Over the weekend, we took a look at Sochi’s “Mountain Cluster”, where sliding sports, cross-country alpine skiing, and the new slopestyle events will be held. About an hour’s drive west, hugging the shores of the Black Sea, is the large Olympic village known as the Coastal Cluster. This is where many of the “marquee” and indoor events will take place: hockey, figure skating, curling. Here’s a breakdown of the venues in this section of Sochi:

Speed Skating

Adler Arena: Consisting of two competition tracks, the 8,000-capacity arena was constructed to allow for a quick teardown, meaning Russian officials will have the option of keeping the venue in its existing spot or moving it after the Games wrap. Some short track events, it should be noted, will be located in the Iceberg skating palace.


Ice Cube Curling Centre: Like the Adler, the Ice Cube is considered a “moveable venue” capable of quick-and-easy disassembly, which is likely to occur so that this innovative building can be relocated elsewhere in the country. For the duration of the Olympics, however, the 3,000-seat venue will remain on the Coastal Cluster’s west side.

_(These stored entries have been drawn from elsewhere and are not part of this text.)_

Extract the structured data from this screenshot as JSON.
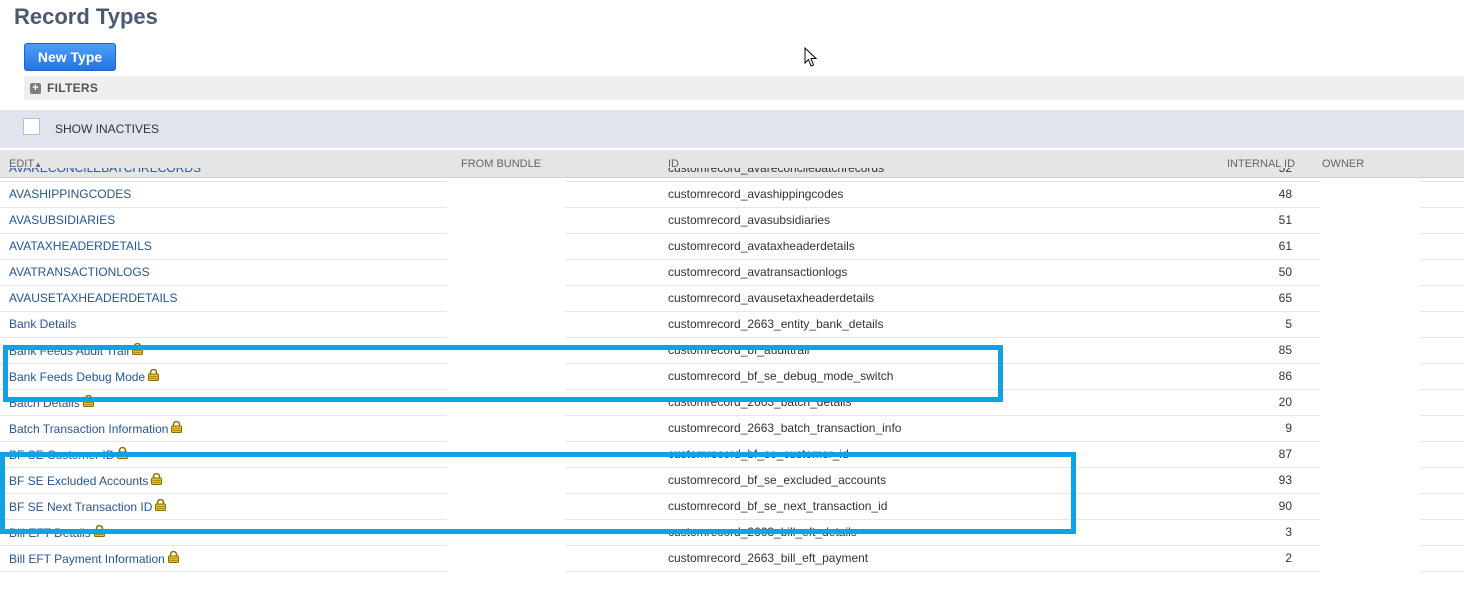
{
  "page": {
    "title": "Record Types",
    "new_button": "New Type",
    "filters_label": "FILTERS",
    "show_inactives_label": "SHOW INACTIVES"
  },
  "table": {
    "headers": {
      "edit": "EDIT",
      "sort_indicator": "▲",
      "from_bundle": "FROM BUNDLE",
      "id": "ID",
      "internal_id": "INTERNAL ID",
      "owner": "OWNER"
    },
    "rows": [
      {
        "name": "AVARECONCILEBATCHRECORDS",
        "id": "customrecord_avareconcilebatchrecords",
        "internal_id": "52",
        "locked": false
      },
      {
        "name": "AVASHIPPINGCODES",
        "id": "customrecord_avashippingcodes",
        "internal_id": "48",
        "locked": false
      },
      {
        "name": "AVASUBSIDIARIES",
        "id": "customrecord_avasubsidiaries",
        "internal_id": "51",
        "locked": false
      },
      {
        "name": "AVATAXHEADERDETAILS",
        "id": "customrecord_avataxheaderdetails",
        "internal_id": "61",
        "locked": false
      },
      {
        "name": "AVATRANSACTIONLOGS",
        "id": "customrecord_avatransactionlogs",
        "internal_id": "50",
        "locked": false
      },
      {
        "name": "AVAUSETAXHEADERDETAILS",
        "id": "customrecord_avausetaxheaderdetails",
        "internal_id": "65",
        "locked": false
      },
      {
        "name": "Bank Details",
        "id": "customrecord_2663_entity_bank_details",
        "internal_id": "5",
        "locked": false
      },
      {
        "name": "Bank Feeds Audit Trail",
        "id": "customrecord_bf_audittrail",
        "internal_id": "85",
        "locked": true
      },
      {
        "name": "Bank Feeds Debug Mode",
        "id": "customrecord_bf_se_debug_mode_switch",
        "internal_id": "86",
        "locked": true
      },
      {
        "name": "Batch Details",
        "id": "customrecord_2663_batch_details",
        "internal_id": "20",
        "locked": true
      },
      {
        "name": "Batch Transaction Information",
        "id": "customrecord_2663_batch_transaction_info",
        "internal_id": "9",
        "locked": true
      },
      {
        "name": "BF SE Customer ID",
        "id": "customrecord_bf_se_customer_id",
        "internal_id": "87",
        "locked": true
      },
      {
        "name": "BF SE Excluded Accounts",
        "id": "customrecord_bf_se_excluded_accounts",
        "internal_id": "93",
        "locked": true
      },
      {
        "name": "BF SE Next Transaction ID",
        "id": "customrecord_bf_se_next_transaction_id",
        "internal_id": "90",
        "locked": true
      },
      {
        "name": "Bill EFT Details",
        "id": "customrecord_2663_bill_eft_details",
        "internal_id": "3",
        "locked": true
      },
      {
        "name": "Bill EFT Payment Information",
        "id": "customrecord_2663_bill_eft_payment",
        "internal_id": "2",
        "locked": true
      }
    ]
  },
  "colors": {
    "link": "#255599",
    "highlight": "#0fa2e5",
    "button": "#2473e4"
  },
  "icons": {
    "lock": "lock-icon",
    "filters_toggle": "plus-icon",
    "cursor": "mouse-cursor-icon"
  }
}
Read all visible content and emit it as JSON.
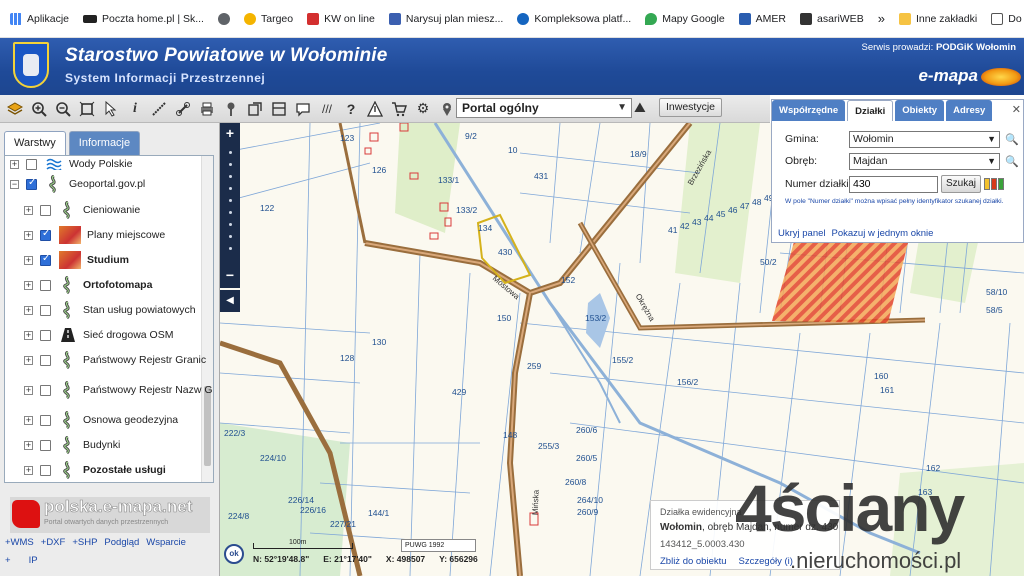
{
  "bookmarks": [
    {
      "label": "Aplikacje",
      "icon": "apps-grid-icon"
    },
    {
      "label": "Poczta home.pl | Sk...",
      "icon": "home-pl-icon"
    },
    {
      "label": "",
      "icon": "globe-icon"
    },
    {
      "label": "Targeo",
      "icon": "targeo-icon"
    },
    {
      "label": "KW on line",
      "icon": "kw-icon"
    },
    {
      "label": "Narysuj plan miesz...",
      "icon": "floorplan-icon"
    },
    {
      "label": "Kompleksowa platf...",
      "icon": "platform-icon"
    },
    {
      "label": "Mapy Google",
      "icon": "maps-pin-icon"
    },
    {
      "label": "AMER",
      "icon": "amer-icon"
    },
    {
      "label": "asariWEB",
      "icon": "asari-icon"
    }
  ],
  "bookmarks_more": "»",
  "other_bookmarks": "Inne zakładki",
  "reading_list": "Do przeczytania",
  "header": {
    "title": "Starostwo Powiatowe w Wołominie",
    "subtitle": "System Informacji Przestrzennej",
    "serwis_prefix": "Serwis prowadzi:",
    "serwis_name": "PODGiK Wołomin",
    "brand": "e-mapa"
  },
  "toolbar": {
    "profile_select": "Portal ogólny",
    "inwestycje_button": "Inwestycje"
  },
  "left_panel": {
    "tabs": [
      "Warstwy",
      "Informacje"
    ],
    "layers": [
      {
        "label": "Wody Polskie",
        "checked": false,
        "bold": false,
        "icon": "water-waves-icon"
      },
      {
        "label": "Geoportal.gov.pl",
        "checked": true,
        "bold": false,
        "icon": "layer-stack-icon"
      },
      {
        "label": "Cieniowanie",
        "checked": false,
        "bold": false,
        "icon": "layer-stack-icon"
      },
      {
        "label": "Plany miejscowe",
        "checked": true,
        "bold": false,
        "icon": "plan-map-icon"
      },
      {
        "label": "Studium",
        "checked": true,
        "bold": true,
        "icon": "plan-map-icon"
      },
      {
        "label": "Ortofotomapa",
        "checked": false,
        "bold": true,
        "icon": "layer-stack-icon"
      },
      {
        "label": "Stan usług powiatowych",
        "checked": false,
        "bold": false,
        "icon": "layer-stack-icon"
      },
      {
        "label": "Sieć drogowa OSM",
        "checked": false,
        "bold": false,
        "icon": "road-icon"
      },
      {
        "label": "Państwowy Rejestr Granic",
        "checked": false,
        "bold": false,
        "icon": "layer-stack-icon"
      },
      {
        "label": "Państwowy Rejestr Nazw Geograficznych",
        "checked": false,
        "bold": false,
        "icon": "layer-stack-icon"
      },
      {
        "label": "Osnowa geodezyjna",
        "checked": false,
        "bold": false,
        "icon": "layer-stack-icon"
      },
      {
        "label": "Budynki",
        "checked": false,
        "bold": false,
        "icon": "layer-stack-icon"
      },
      {
        "label": "Pozostałe usługi",
        "checked": false,
        "bold": true,
        "icon": "layer-stack-icon"
      }
    ],
    "logo_title": "polska.e-mapa.net",
    "logo_subtitle": "Portal otwartych danych przestrzennych",
    "links": [
      "+WMS",
      "+DXF",
      "+SHP",
      "Podgląd",
      "Wsparcie"
    ],
    "links2": [
      "+",
      "IP"
    ]
  },
  "search_panel": {
    "tabs": [
      "Współrzędne",
      "Działki",
      "Obiekty",
      "Adresy"
    ],
    "active_tab": "Działki",
    "gmina_label": "Gmina:",
    "gmina_value": "Wołomin",
    "obreb_label": "Obręb:",
    "obreb_value": "Majdan",
    "numer_label": "Numer działki:",
    "numer_value": "430",
    "search_button": "Szukaj",
    "hint": "W pole \"Numer działki\" można wpisać pełny identyfikator szukanej działki.",
    "footer_links": [
      "Ukryj panel",
      "Pokazuj w jednym oknie"
    ],
    "colors": [
      "#f2c12e",
      "#d63a1a",
      "#3aa23a"
    ]
  },
  "info_popup": {
    "title": "Działka ewidencyjna",
    "place": "Wołomin",
    "rest": ", obręb Majdan, numer dz. 430",
    "id": "143412_5.0003.430",
    "actions": [
      "Zbliż do obiektu",
      "Szczegóły (i)"
    ]
  },
  "status": {
    "ok": "ok",
    "scale": "100m",
    "crs": "PUWG 1992",
    "lat": "N: 52°19'48.8\"",
    "lon": "E: 21°17'40\"",
    "x": "X: 498507",
    "y": "Y: 656296"
  },
  "watermark": {
    "big": "4ściany",
    "small": ".nieruchomości.pl"
  },
  "map_labels": [
    "123",
    "126",
    "122",
    "133/1",
    "133/2",
    "134",
    "430",
    "9/2",
    "10",
    "431",
    "18/9",
    "128",
    "130",
    "429",
    "152",
    "150",
    "153/2",
    "259",
    "255/3",
    "260/6",
    "260/5",
    "260/8",
    "260/9",
    "264/10",
    "160",
    "161",
    "156/2",
    "155/2",
    "162",
    "163",
    "224/10",
    "222/3",
    "224/8",
    "226/16",
    "226/14",
    "227/21",
    "144/1",
    "148",
    "58/10",
    "58/5",
    "50/2",
    "41",
    "42",
    "43",
    "44",
    "45",
    "46",
    "47",
    "48",
    "49"
  ],
  "road_labels": [
    "Mińska",
    "Mostowa",
    "Okrężna",
    "Brzezińska"
  ],
  "copyright": "© Geoportal · e-mapa.net"
}
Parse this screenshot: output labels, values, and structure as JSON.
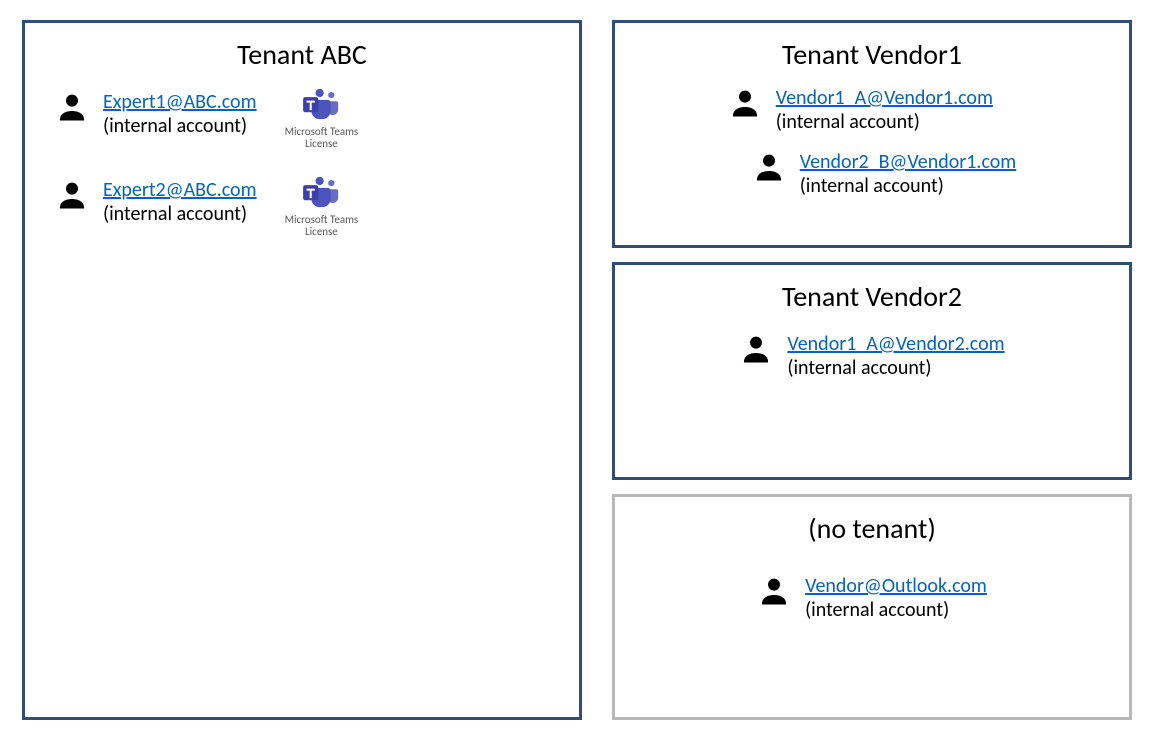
{
  "left_box": {
    "title": "Tenant ABC",
    "users": [
      {
        "email": "Expert1@ABC.com",
        "type": "(internal account)",
        "teams_label1": "Microsoft Teams",
        "teams_label2": "License"
      },
      {
        "email": "Expert2@ABC.com",
        "type": "(internal account)",
        "teams_label1": "Microsoft Teams",
        "teams_label2": "License"
      }
    ]
  },
  "right_boxes": [
    {
      "title": "Tenant Vendor1",
      "border": "navy",
      "users": [
        {
          "email": "Vendor1_A@Vendor1.com",
          "type": "(internal account)"
        },
        {
          "email": "Vendor2_B@Vendor1.com",
          "type": "(internal account)"
        }
      ]
    },
    {
      "title": "Tenant Vendor2",
      "border": "navy",
      "users": [
        {
          "email": "Vendor1_A@Vendor2.com",
          "type": "(internal account)"
        }
      ]
    },
    {
      "title": "(no tenant)",
      "border": "grey",
      "users": [
        {
          "email": "Vendor@Outlook.com",
          "type": "(internal account)"
        }
      ]
    }
  ]
}
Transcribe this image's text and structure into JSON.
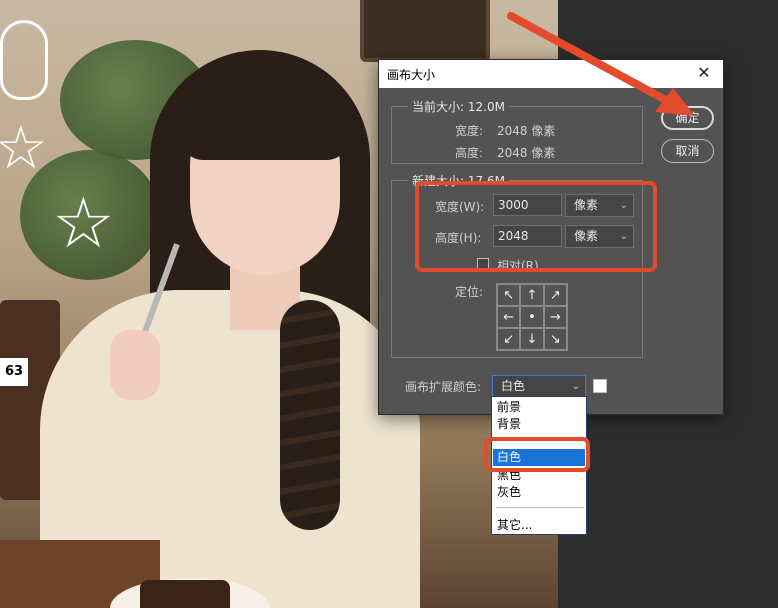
{
  "dialog": {
    "title": "画布大小",
    "current_size": {
      "label": "当前大小:",
      "value": "12.0M",
      "width_label": "宽度:",
      "width_value": "2048 像素",
      "height_label": "高度:",
      "height_value": "2048 像素"
    },
    "new_size": {
      "label": "新建大小:",
      "value": "17.6M",
      "width_label": "宽度(W):",
      "width_value": "3000",
      "width_unit": "像素",
      "height_label": "高度(H):",
      "height_value": "2048",
      "height_unit": "像素",
      "relative_label": "相对(R)",
      "relative_checked": false,
      "anchor_label": "定位:"
    },
    "ok_label": "确定",
    "cancel_label": "取消",
    "extension_color_label": "画布扩展颜色:",
    "extension_color_value": "白色",
    "extension_swatch_color": "#ffffff"
  },
  "dropdown": {
    "options": [
      "前景",
      "背景",
      "白色",
      "黑色",
      "灰色",
      "其它..."
    ],
    "selected": "白色"
  },
  "anchor_icons": [
    "arrow-up-left-icon",
    "arrow-up-icon",
    "arrow-up-right-icon",
    "arrow-left-icon",
    "center-dot-icon",
    "arrow-right-icon",
    "arrow-down-left-icon",
    "arrow-down-icon",
    "arrow-down-right-icon"
  ],
  "anchor_glyphs": [
    "↖",
    "↑",
    "↗",
    "←",
    "•",
    "→",
    "↙",
    "↓",
    "↘"
  ],
  "photo_badge": "63",
  "annotation_color": "#e24b2b",
  "selection_color": "#1874d6"
}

Figure Skating and Short-Track Speed Skating

Iceberg Skating Palace: Home of all figure skating events — including the all new Team competition — and short-track speed skating, the Palace holds an impressive 12,000.


Bolshoy Ice Dome: With an estimated cost of $180 million, this 12,000-seater will host the men’s hockey tournament, as well as the medal round of the women’s side. It is named for Russia’s famed Bolshoi Ballet company and theatre.

Shayba Arena: Smaller than the Bolshoy, at 7,000 seats, it is yet another moveable venue and is expected to be reassembled in another location in Russia after the Games wrap. This will be home for the majority of the women’s hockey events.


Fisht Olympic Stadium: Holding a whopping 40,000 spectators, the stadium that shares a name with a nearby mountain will be the site of the opening and closing ceremonies. After the Olympics, the stadium will remain a major entertainment centre and will be the showcase venue of the 2018 World Cup of Soccer, to be held in Russia.